Today is 29 April 2006.
Just 4 days ago, I bought a home pregnancy test kit on a whim (or a strong inner compulsion to KNOW) after missing my period by 4 days. My periods are usually regular. If I come on the 21st of Mar, I should come on 21st of Apr. Except for that time in Mar when I was supposed to come on 14 Mar and didn't come till 21 Mar, which got me all excited and confused when I tested negative during the 7-day delay.
Anyway, on Tue evening, I was running late to meet my hubby for dinner, but stopped by Watson's and then the loo because I just felt I had to KNOW. As I watched the indicator slowly change colour and one magenta strip appear on the right, I felt a faint sliver of hope, because the diagram on the packaging showed that a negative test would have a single magenta strip on the left.

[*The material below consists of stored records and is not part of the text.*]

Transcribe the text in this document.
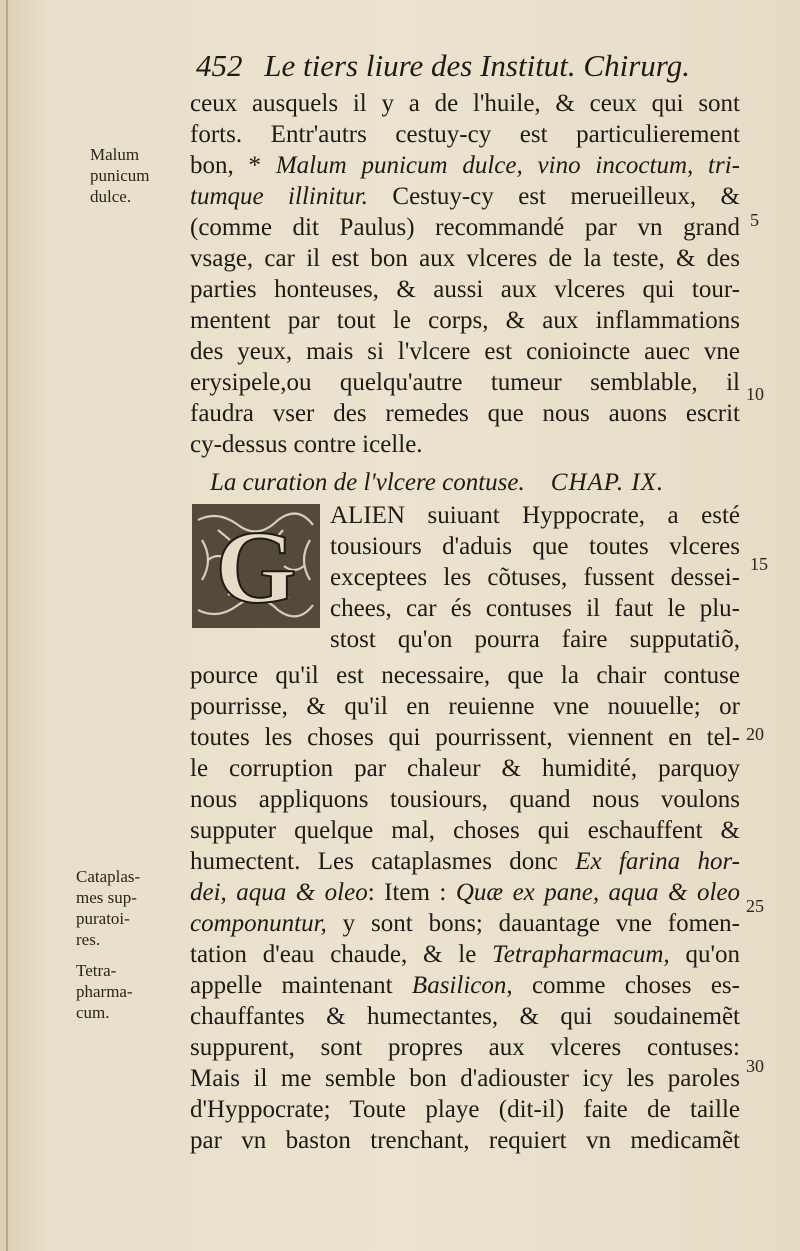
452 Le tiers liure des Institut. Chirurg.
ceux ausquels il y a de l'huile, & ceux qui sont
forts. Entr'autrs cestuy-cy est particulierement
bon, * Malum punicum dulce, vino incoctum, tri-
tumque illinitur. Cestuy-cy est merueilleux, &
(comme dit Paulus) recommandé par vn grand
vsage, car il est bon aux vlceres de la teste, & des
parties honteuses, & aussi aux vlceres qui tour-
mentent par tout le corps, & aux inflammations
des yeux, mais si l'vlcere est conioincte auec vne
erysipele,ou quelqu'autre tumeur semblable, il
faudra vser des remedes que nous auons escrit
cy-dessus contre icelle.
La curation de l'vlcere contuse. CHAP. IX.
G ALIEN suiuant Hyppocrate, a esté
tousiours d'aduis que toutes vlceres
exceptees les cõtuses, fussent dessei-
chees, car és contuses il faut le plu-
stost qu'on pourra faire supputatiõ,
pource qu'il est necessaire, que la chair contuse
pourrisse, & qu'il en reuienne vne nouuelle; or
toutes les choses qui pourrissent, viennent en tel-
le corruption par chaleur & humidité, parquoy
nous appliquons tousiours, quand nous voulons
supputer quelque mal, choses qui eschauffent &
humectent. Les cataplasmes donc Ex farina hor-
dei, aqua & oleo: Item : Quæ ex pane, aqua & oleo
componuntur, y sont bons; dauantage vne fomen-
tation d'eau chaude, & le Tetrapharmacum, qu'on
appelle maintenant Basilicon, comme choses es-
chauffantes & humectantes, & qui soudainemẽt
suppurent, sont propres aux vlceres contuses:
Mais il me semble bon d'adiouster icy les paroles
d'Hyppocrate; Toute playe (dit-il) faite de taille
par vn baston trenchant, requiert vn medicamẽt
Malum
punicum
dulce.
Cataplas-
mes sup-
puratoi-
res.
Tetra-
pharma-
cum.
5
10
15
20
25
30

So much hope hinged on my not having misunderstood the instructions!
After that last disappointing outcome in Aug 05 (when I lost the baby at 8 weeks), I've been wavering between to-have and not-to-have. The reasons for stopping at one are so compelling: my daughter's independent now; I can focus on my writing and coaching; I don't have to stay up at night to nurse or cope with baby illnesses; I have finally regained my figure and enjoy receiving compliments about how I look etc. But mostly, it's about the freedom of having a kid who's old enough to have conversations with and to take instructions, yet young enough to hug and cuddle.
On the other end of the spectrum, Beth's been asking for siblings - she wants TWINS, one boy and one girl! And in her earnest childlike faith, she has gone straight to Jesus about it, so Mummy and Daddy have pretty little say about things. It looks like her prayers have been heard.
How do I feel? Physically tired. If my memory serves me right, I didn't feel as tired in my last pregnancy. I had the symptoms for about a week, then they were gone, and soon after that the bleeding started.
This time, tho' I'm only about 4 weeks along, I feel exhausted and breathless and am literally slowing down in my movements. I'm shuffling round the house like an invalid or an old lady; I lower myself gingerly into the couch and get off just as carefully; I feel the urge to lie down and have a nap every few hours; my appetite's off (last night, after stir frying beef with chye sim, I had no urge to eat any of it); my abdomen's twingy and bloated and my boobs are too sore to be touched.
I am thankful for the symptoms, because they validate my pregnancy (I've not seen my gynae yet). At the same time, I fear it'll mean a decline in my work productivity (I'm scheduled to do an interview for an article next week; how will I manage?) and my zest for life - at least till I'm over the first trimester and visibly showing.
Lord, into your hands I commit this new adventure. You are my Maker and you know all things. May your will be done. Help me be a willing and obedient partner in your plans for my family. Amen.